INDIANAPOLIS — It was Lute-lite, complete with wry asides, flippant comments about his players and, for once, slightly more charisma than a mannequin wearing a thick, white wig.
The freewheeling Lute Olson debuted Sunday, and if you needed a sign that the upstart Arizona Wildcats were having the times of their lives anticipating tonight’s national championship game against Kentucky, well, Olson’s microphone-hogging performance was it.
“Images--that’s all in somebody else’s mind,” the Arizona coach said, explaining the departure from his well-known perception as a bit of a bore. “If you ask the people that know me, it’s not the stoic thing.
“I guess I should come out and look like [Arizona State Coach] Bill Frieder with my hair messed up and tie loosened, and then probably I’d be a good old boy.”
Instead, Olson savored his first trip to the title game by teasingly suggesting that big men Bennett Davison and A.J. Bramlett would handle the ball-handling duties against Kentucky’s pressure defense; by repeatedly and facetiously urging his players to “be serious, please” during the interview session; by zinging Davison for a rambling answer and by zapping Davison again for his foul trouble Saturday against North Carolina.
“See, Bennett’s smarter than most people,” Olson said. “He wanted to make sure he had really good, fresh legs for tomorrow night. . . . When did you bail out on us, about a minute into the second half?”
Laughter, of course, ensued, which is something the Wildcat players acknowledged was not something they usually experience around Olson.
“If we win, he might not know what to do with himself tomorrow,” junior Miles Simon said. “He was so ecstatic last night after we won, and today you saw he was loose.
“But I’m sure when practice time comes around, the game face will be back on.”
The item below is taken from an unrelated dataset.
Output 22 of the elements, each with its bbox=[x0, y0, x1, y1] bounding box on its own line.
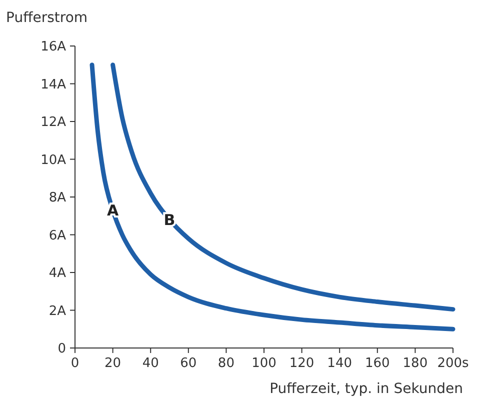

Olson was not all sweetness and light, especially when Arizona’s much-publicized string of first-round tournament losses was brought up, or when he was asked if he would consider his coaching career less than successful if he never won a national title.
“Absolutely not,” Olson said. “Take a look at how many people have won an NCAA title. Take a look at how many of those who have won it [are] in states other than talent-rich areas.
“I feel blessed that we’ve had teams here four times [once with Iowa, three times with Arizona]. I’d love to win the championship. Would it make any difference to me in terms of how I look at my coaching career and how I look at the young people that we’ve worked with? Absolutely not.
“It’s amazing. There are 32 first-round losers, so the players probably have felt pressure from that. They’re going to hear it until they put me in my grave, but it’ll probably happen beyond that too.”
While Olson entertained, his starters tossed paper wads at each other, chuckled at private jokes, rolled their eyes at his answers and generally looked like a team playing on youthful spirit, free of expectation and full of giant-killing.
“I was telling my roommate that if we had beaten UCLA this year, we could have beaten them, Kentucky, Kansas and North Carolina--the top four programs in the nation in one season,” Simon said.
Does it seem strange to be one victory from a national title after having been swept by Pacific 10 rival UCLA?
“It’s not bizarre, because I think we should have won both those games,” Simon said. “We didn’t. But those losses never changed our goals or changed how far we knew we could go.”